Time needed: 90 days.
- Buy In
In a meeting secure agreement from the leadership team and a budget to proceed. ISO 27001 certification needs the full backing and support of the board of directors and senior management team.
- Create Policies
- Build the Information Security Management System (ISMS)
The information security management system needs building and writing and there are 27 core documents that are needed. Build the ISMS.
- Build the processes
Business processes that document how you run your business are needed. If it isn’t written down it doesn’t exist. Document your business processes.
- Implement the controls
ISO 27001 refers to Annex A / ISO 27002 which suggests 114 business wide controls that need to be implemented. Select which controls are relevant, record them in the Statement of Applicability and implement them.
- Conduct internal audit
Internal audit is required on an on going basis and before you undertake the certification. Perform an audit of the ISO 27001 policies, the information security management system and the 114 controls of Annex A / ISO 27002.

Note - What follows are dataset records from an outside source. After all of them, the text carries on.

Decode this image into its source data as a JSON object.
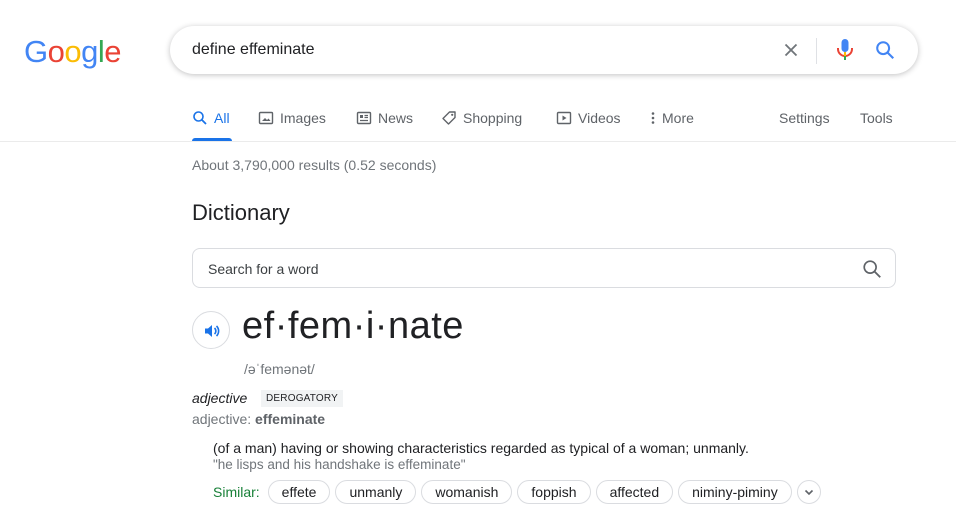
{
  "logo": {
    "letters": [
      "G",
      "o",
      "o",
      "g",
      "l",
      "e"
    ],
    "colors": [
      "#4285F4",
      "#EA4335",
      "#FBBC05",
      "#4285F4",
      "#34A853",
      "#EA4335"
    ]
  },
  "search": {
    "query": "define effeminate"
  },
  "tabs": [
    {
      "label": "All",
      "icon": "search-icon",
      "active": true
    },
    {
      "label": "Images",
      "icon": "image-icon"
    },
    {
      "label": "News",
      "icon": "news-icon"
    },
    {
      "label": "Shopping",
      "icon": "tag-icon"
    },
    {
      "label": "Videos",
      "icon": "play-icon"
    },
    {
      "label": "More",
      "icon": "more-vert-icon"
    }
  ],
  "tools": {
    "settings": "Settings",
    "tools": "Tools"
  },
  "result_stats": "About 3,790,000 results (0.52 seconds)",
  "dictionary": {
    "title": "Dictionary",
    "search_placeholder": "Search for a word",
    "headword": "ef·fem·i·nate",
    "phonetic": "/əˈfemənət/",
    "part_of_speech": "adjective",
    "register": "DEROGATORY",
    "pos_prefix": "adjective: ",
    "pos_word": "effeminate",
    "definition": "(of a man) having or showing characteristics regarded as typical of a woman; unmanly.",
    "example": "\"he lisps and his handshake is effeminate\"",
    "similar_label": "Similar:",
    "similar": [
      "effete",
      "unmanly",
      "womanish",
      "foppish",
      "affected",
      "niminy-piminy"
    ]
  },
  "colors": {
    "accent": "#1a73e8",
    "similar_label": "#188038"
  }
}
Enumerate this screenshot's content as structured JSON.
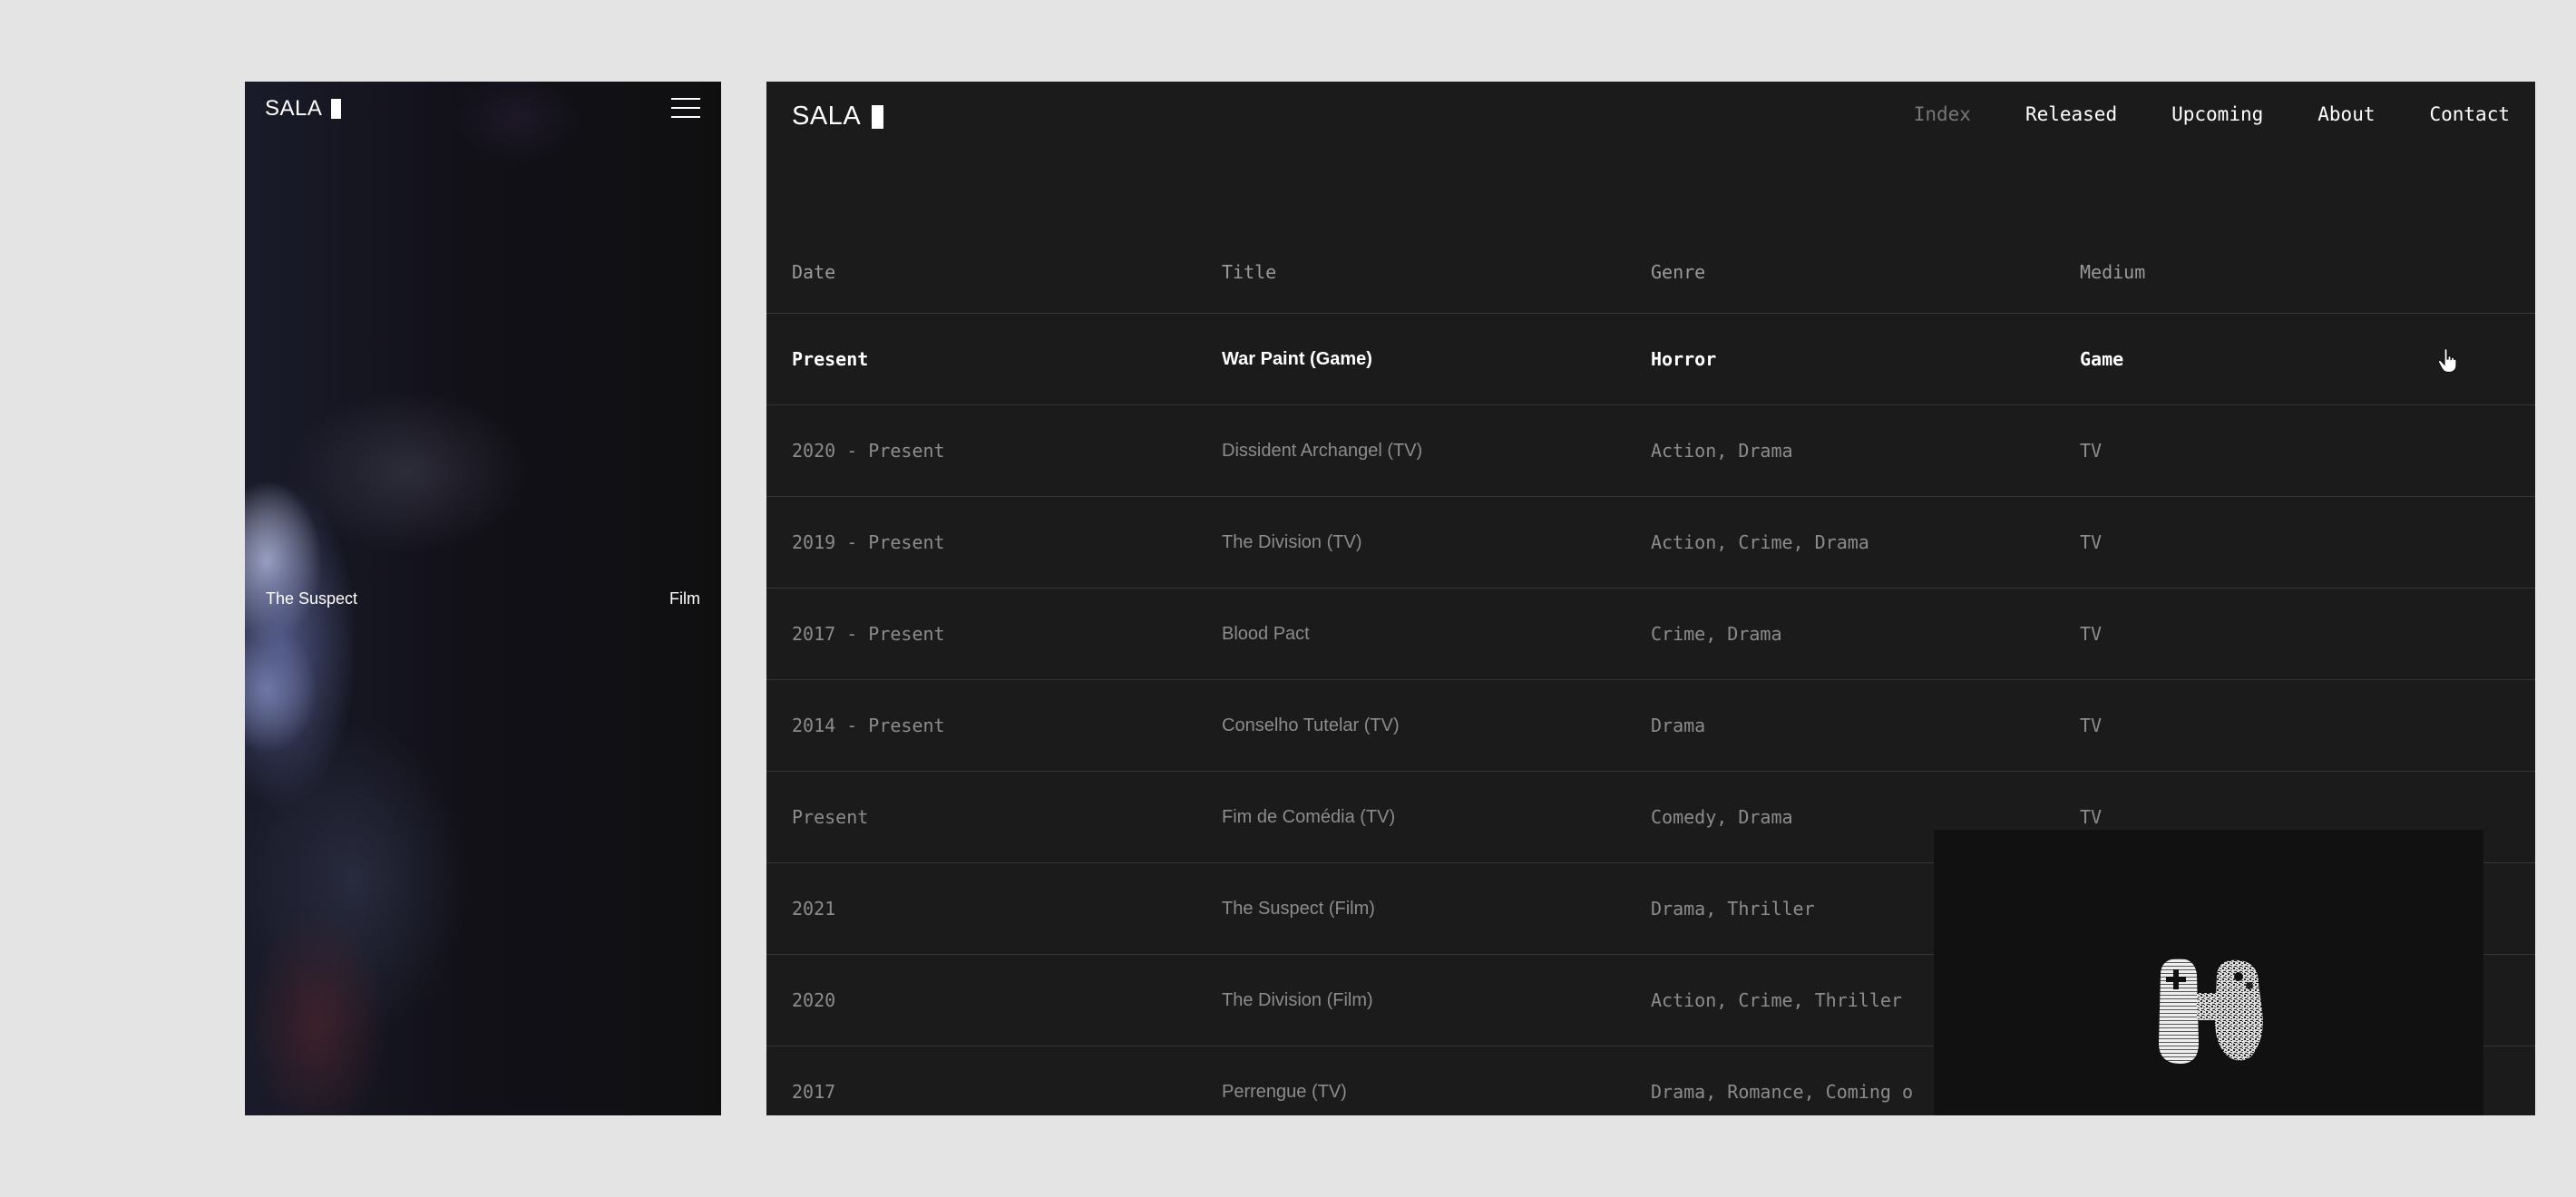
{
  "mobile": {
    "logo": "SALA",
    "caption": {
      "title": "The Suspect",
      "medium": "Film"
    }
  },
  "desktop": {
    "logo": "SALA",
    "nav": [
      {
        "label": "Index",
        "active": true
      },
      {
        "label": "Released",
        "active": false
      },
      {
        "label": "Upcoming",
        "active": false
      },
      {
        "label": "About",
        "active": false
      },
      {
        "label": "Contact",
        "active": false
      }
    ],
    "table": {
      "headers": {
        "date": "Date",
        "title": "Title",
        "genre": "Genre",
        "medium": "Medium"
      },
      "rows": [
        {
          "date": "Present",
          "title": "War Paint (Game)",
          "genre": "Horror",
          "medium": "Game",
          "highlight": true
        },
        {
          "date": "2020 - Present",
          "title": "Dissident Archangel (TV)",
          "genre": "Action, Drama",
          "medium": "TV"
        },
        {
          "date": "2019 - Present",
          "title": "The Division (TV)",
          "genre": "Action, Crime, Drama",
          "medium": "TV"
        },
        {
          "date": "2017 - Present",
          "title": "Blood Pact",
          "genre": "Crime, Drama",
          "medium": "TV"
        },
        {
          "date": "2014 - Present",
          "title": "Conselho Tutelar (TV)",
          "genre": "Drama",
          "medium": "TV"
        },
        {
          "date": "Present",
          "title": "Fim de Comédia (TV)",
          "genre": "Comedy, Drama",
          "medium": "TV"
        },
        {
          "date": "2021",
          "title": "The Suspect (Film)",
          "genre": "Drama, Thriller",
          "medium": ""
        },
        {
          "date": "2020",
          "title": "The Division (Film)",
          "genre": "Action, Crime, Thriller",
          "medium": ""
        },
        {
          "date": "2017",
          "title": "Perrengue (TV)",
          "genre": "Drama, Romance, Coming o",
          "medium": ""
        }
      ]
    },
    "colors": {
      "background": "#1b1b1b",
      "text": "#ffffff",
      "muted": "#8c8c8c",
      "nav_active": "#777777"
    }
  }
}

- Choose your Certification body
The certification is performed by a UKAS accredited Certification Body. There are several to choose from.
- Take the Stage 1 Audit
The cerfitication body will perform a 2 stage audit visiting you on 2 occasions to check things are in place. Stage 1 mainly looks at the Information Security Management System including policies and documentation.
- Take the Stage 2 Audit
Stage 2 is your second and final visit and audit by the certification body. Stage 2 mainly looks at the processes and the effective operation of the Annex A / ISO 27002 114 controls. Book your Stage 2 audit and make sure you can evidence the operation of processes and controls. Make people available as required.
Congratulations! You followed the 10 steps to ISO 27001 certification and all that hard work has paid off and you are now UKAS Certified to ISO 27001. Print your certificate and display it with pride on your website and in your marketing materials. You will now have opened the door to new commercial opportunities and clients.